LAHORE, May 3: The City District Government of Lahore reopened the Gawalmandi Food Street on Friday after necessary renovation/rehabilitation work in a short span of time.

District Coordination Officer Rizwan Mahboob had directed the quarters concerned to revive the city’s cultural Gawalmandi Food Street through a viable plan.

The DCO visited the food street and heard financial problems the local traders had been facing after it was closed by former chief minister Shahbaz Sharif a few years back.

“We appreciate shopkeepers/traders who have played a pivotal role in reviving the food street by assisting the CDGL in renovating/rehabilitating their eateries, etc,” the DCO said while speaking to the audience after he inaugurated the place along with a group of special children.
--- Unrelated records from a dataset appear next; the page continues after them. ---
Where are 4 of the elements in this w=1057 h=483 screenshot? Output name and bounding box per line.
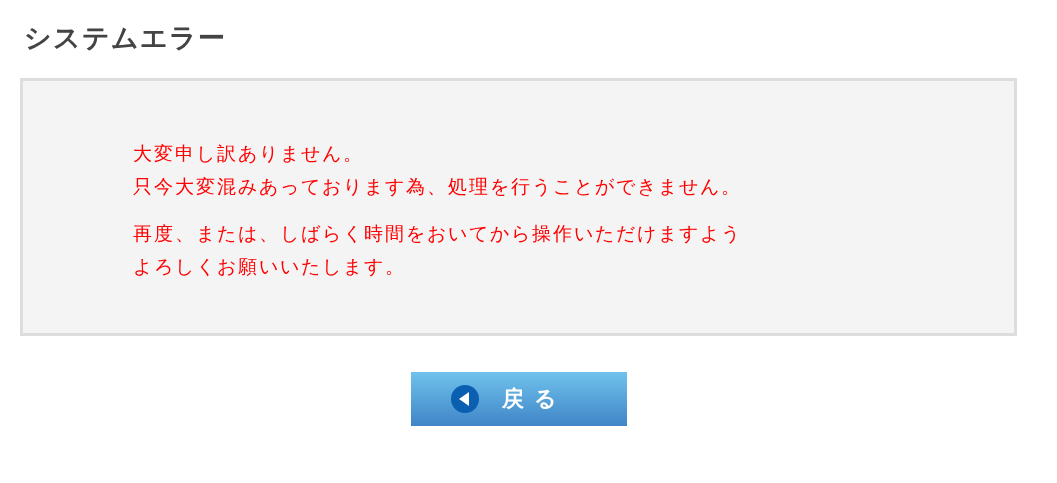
error-message: 再度、または、しばらく時間をおいてから操作いただけますよう よろしくお願いいたします。 xyxy=(133,221,743,279)
error-message: 大変申し訳ありません。 只今大変混みあっております為、処理を行うことができません。 xyxy=(133,141,743,199)
back-button[interactable]: 戻る xyxy=(410,372,627,426)
page-title: システムエラー xyxy=(24,21,227,55)
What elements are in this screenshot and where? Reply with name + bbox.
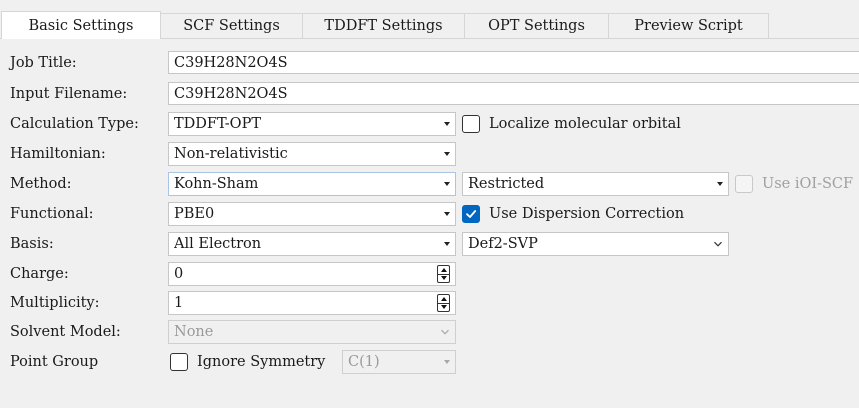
dropdown-arrow-icon [444,360,450,364]
arrow-down-icon [440,276,447,281]
dropdown-arrow-icon [444,122,450,126]
tab-label: Preview Script [634,18,743,34]
hamiltonian-select[interactable]: Non-relativistic [168,142,456,166]
solvent-model-label: Solvent Model: [10,324,121,340]
checkmark-icon [462,205,480,223]
charge-spinbox[interactable]: 0 [168,262,456,286]
decrement-button[interactable] [438,275,449,283]
method-select[interactable]: Kohn-Sham [168,172,456,196]
spin-buttons [437,265,450,283]
charge-value: 0 [174,266,184,282]
functional-value: PBE0 [174,206,215,222]
chevron-down-icon [441,329,449,335]
tab-label: TDDFT Settings [324,18,443,34]
point-group-label: Point Group [10,354,99,370]
arrow-up-icon [440,267,447,272]
dropdown-arrow-icon [444,182,450,186]
dropdown-arrow-icon [444,242,450,246]
tab-bar: Basic Settings SCF Settings TDDFT Settin… [0,0,859,39]
arrow-up-icon [440,296,447,301]
checkbox-icon [462,115,480,133]
hamiltonian-value: Non-relativistic [174,146,288,162]
multiplicity-value: 1 [174,295,184,311]
dispersion-correction-checkbox[interactable]: Use Dispersion Correction [462,202,684,226]
ignore-symmetry-checkbox[interactable]: Ignore Symmetry [170,350,325,374]
tab-label: SCF Settings [183,18,280,34]
method-value: Kohn-Sham [174,176,259,192]
job-title-value: C39H28N2O4S [174,54,288,71]
tab-label: OPT Settings [488,18,585,34]
basis-type-select[interactable]: All Electron [168,232,456,256]
hamiltonian-label: Hamiltonian: [10,146,106,162]
solvent-model-value: None [174,324,214,340]
basis-set-value: Def2-SVP [468,236,538,252]
ignore-symmetry-label: Ignore Symmetry [197,354,326,370]
basic-settings-panel: Job Title: C39H28N2O4S Input Filename: C… [0,39,859,408]
dispersion-correction-label: Use Dispersion Correction [489,206,685,222]
dropdown-arrow-icon [717,182,723,186]
point-group-value: C(1) [348,354,380,370]
tab-basic-settings[interactable]: Basic Settings [1,11,161,39]
dropdown-arrow-icon [444,212,450,216]
job-title-label: Job Title: [10,55,77,71]
scf-type-select[interactable]: Restricted [462,172,729,196]
scf-type-value: Restricted [468,176,545,192]
tab-label: Basic Settings [28,17,134,34]
basis-label: Basis: [10,236,54,252]
checkbox-icon [735,175,753,193]
increment-button[interactable] [438,266,449,275]
chevron-down-icon [714,241,722,247]
job-title-field[interactable]: C39H28N2O4S [168,51,859,74]
charge-label: Charge: [10,266,69,282]
localize-orbital-checkbox[interactable]: Localize molecular orbital [462,112,681,136]
tab-opt-settings[interactable]: OPT Settings [464,13,609,38]
checkbox-icon [170,353,188,371]
multiplicity-label: Multiplicity: [10,295,100,311]
tab-scf-settings[interactable]: SCF Settings [160,13,303,38]
calculation-type-value: TDDFT-OPT [174,116,261,132]
decrement-button[interactable] [438,304,449,312]
tab-preview-script[interactable]: Preview Script [608,13,769,38]
point-group-select[interactable]: C(1) [342,350,456,374]
functional-label: Functional: [10,206,94,222]
use-ioi-scf-checkbox[interactable]: Use iOI-SCF [735,172,853,196]
use-ioi-scf-label: Use iOI-SCF [762,176,854,192]
input-filename-value: C39H28N2O4S [174,85,288,102]
calculation-type-label: Calculation Type: [10,116,139,132]
basis-type-value: All Electron [174,236,262,252]
dropdown-arrow-icon [444,152,450,156]
solvent-model-select[interactable]: None [168,320,456,344]
spin-buttons [437,294,450,312]
input-filename-field[interactable]: C39H28N2O4S [168,82,859,105]
localize-orbital-label: Localize molecular orbital [489,116,681,132]
method-label: Method: [10,176,72,192]
increment-button[interactable] [438,295,449,304]
basis-set-select[interactable]: Def2-SVP [462,232,729,256]
multiplicity-spinbox[interactable]: 1 [168,291,456,315]
calculation-type-select[interactable]: TDDFT-OPT [168,112,456,136]
input-filename-label: Input Filename: [10,86,128,102]
functional-select[interactable]: PBE0 [168,202,456,226]
tab-tddft-settings[interactable]: TDDFT Settings [302,13,465,38]
arrow-down-icon [440,305,447,310]
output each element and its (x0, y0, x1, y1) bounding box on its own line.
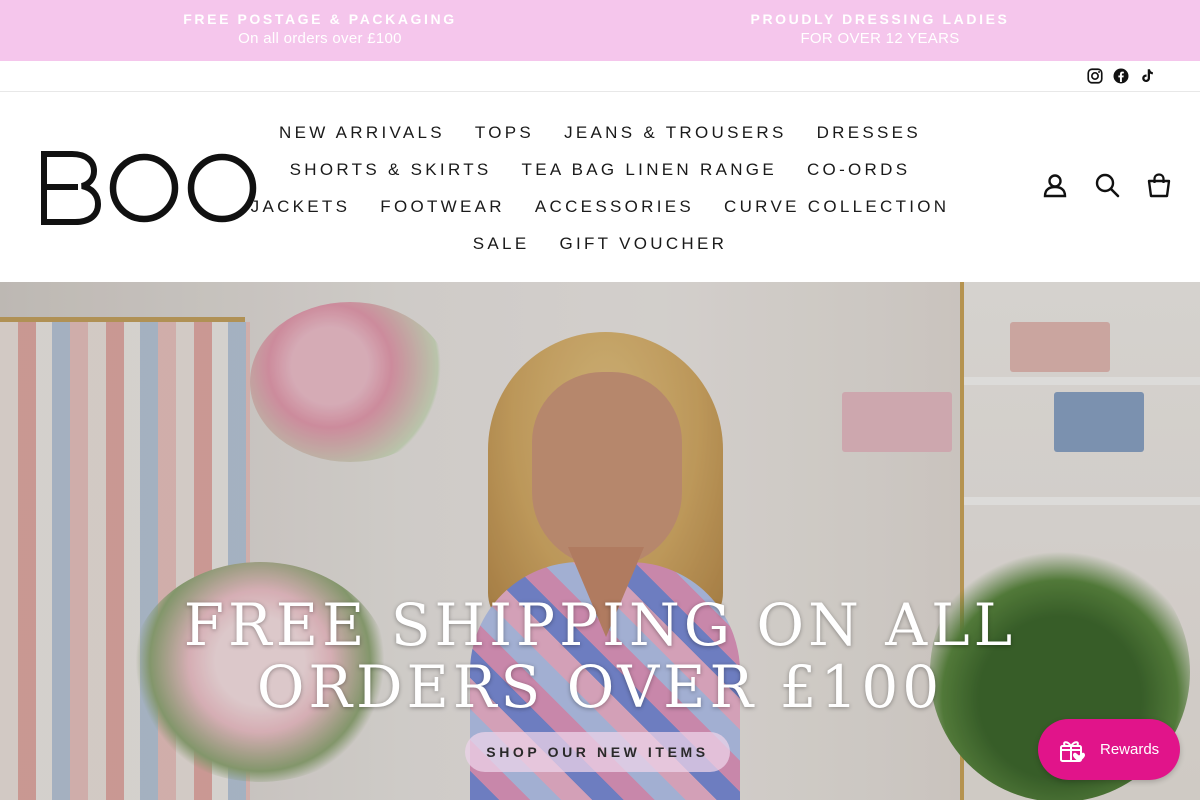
announcement-right-subtitle: FOR OVER 12 YEARS (800, 30, 960, 47)
nav-row: NEW ARRIVALS TOPS JEANS & TROUSERS DRESS… (270, 114, 930, 151)
site-header: NEW ARRIVALS TOPS JEANS & TROUSERS DRESS… (0, 92, 1200, 282)
nav-curve-collection[interactable]: CURVE COLLECTION (724, 197, 949, 217)
nav-row: SHORTS & SKIRTS TEA BAG LINEN RANGE CO-O… (270, 151, 930, 188)
rewards-button[interactable]: Rewards (1038, 719, 1180, 780)
tiktok-icon[interactable] (1138, 67, 1156, 85)
hero-title: FREE SHIPPING ON ALL ORDERS OVER £100 (183, 591, 1017, 721)
announcement-bar: FREE POSTAGE & PACKAGING On all orders o… (0, 0, 1200, 61)
nav-jackets[interactable]: JACKETS (251, 197, 351, 217)
nav-accessories[interactable]: ACCESSORIES (535, 197, 694, 217)
boo-logo[interactable] (38, 148, 262, 226)
nav-shorts-skirts[interactable]: SHORTS & SKIRTS (290, 160, 492, 180)
announcement-left-title: FREE POSTAGE & PACKAGING (183, 11, 457, 27)
nav-row: JACKETS FOOTWEAR ACCESSORIES CURVE COLLE… (251, 188, 946, 225)
gift-heart-icon (1057, 735, 1087, 765)
announcement-right: PROUDLY DRESSING LADIES FOR OVER 12 YEAR… (680, 11, 1080, 49)
cart-icon[interactable] (1146, 172, 1172, 198)
nav-new-arrivals[interactable]: NEW ARRIVALS (279, 123, 445, 143)
nav-tea-bag-linen-range[interactable]: TEA BAG LINEN RANGE (522, 160, 777, 180)
announcement-right-title: PROUDLY DRESSING LADIES (750, 11, 1010, 27)
nav-tops[interactable]: TOPS (475, 123, 534, 143)
header-actions (1042, 172, 1172, 198)
search-icon[interactable] (1094, 172, 1120, 198)
main-navigation: NEW ARRIVALS TOPS JEANS & TROUSERS DRESS… (251, 114, 946, 263)
hero-banner: FREE SHIPPING ON ALL ORDERS OVER £100 SH… (0, 282, 1200, 800)
account-icon[interactable] (1042, 172, 1068, 198)
nav-dresses[interactable]: DRESSES (817, 123, 921, 143)
nav-jeans-trousers[interactable]: JEANS & TROUSERS (564, 123, 787, 143)
nav-footwear[interactable]: FOOTWEAR (380, 197, 505, 217)
nav-sale[interactable]: SALE (473, 234, 530, 254)
shop-new-items-button[interactable]: SHOP OUR NEW ITEMS (465, 732, 730, 772)
rewards-label: Rewards (1100, 741, 1160, 758)
social-bar (0, 61, 1200, 92)
social-links (1086, 67, 1156, 85)
announcement-left-subtitle: On all orders over £100 (238, 30, 402, 47)
nav-row: SALE GIFT VOUCHER (270, 225, 930, 263)
announcement-left: FREE POSTAGE & PACKAGING On all orders o… (120, 11, 520, 49)
nav-gift-voucher[interactable]: GIFT VOUCHER (559, 234, 727, 254)
facebook-icon[interactable] (1112, 67, 1130, 85)
nav-co-ords[interactable]: CO-ORDS (807, 160, 910, 180)
instagram-icon[interactable] (1086, 67, 1104, 85)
He said the main objective of getting the street inaugurated through special children was to attain blessings of Almighty Allah. “As special kids have prayed here, I am sure that Allah Almighty will help us in increasing income of the food street,” Mr Mahboob said.

He said since the CDGL was committed to maintaining natural, traditional, cultural and historical beauty of the city, it would continue reviving, rehabilitating and renovating the city’s entire historical buildings and places under the Dilkash Lahore Project.

The Gawalmandi food street was considered to be a centre of the city’s traditional food. In 2011, the then PML-N Punjab government had shut down the street on the pretext that it blocked roads/passages for motorists and citizens, including foreign tourists, visiting the area.

After closure of the street, the shopkeepers made several efforts for getting the place restored, but to no avail. They also held protest demonstrations and alleged that the PML-N had closed the food street to teach a lesson to its political rivals.

After the closure of the food street, the then government had established another food street on the Fort Road in January last year.

The Gawalmandi Food Street had emerged in the city’s horizon during Gen Musharraf’s regime, but it met a sad end when the Data Ganj Bakhsh Town administration pulled down its decorative gates in the past.

Although the ruling PML-N in Punjab had termed the operation necessary for the smooth flow of traffic in the area, the street was the main source of livelihood for around 10,000 people who called the action their victimisation on a political basis.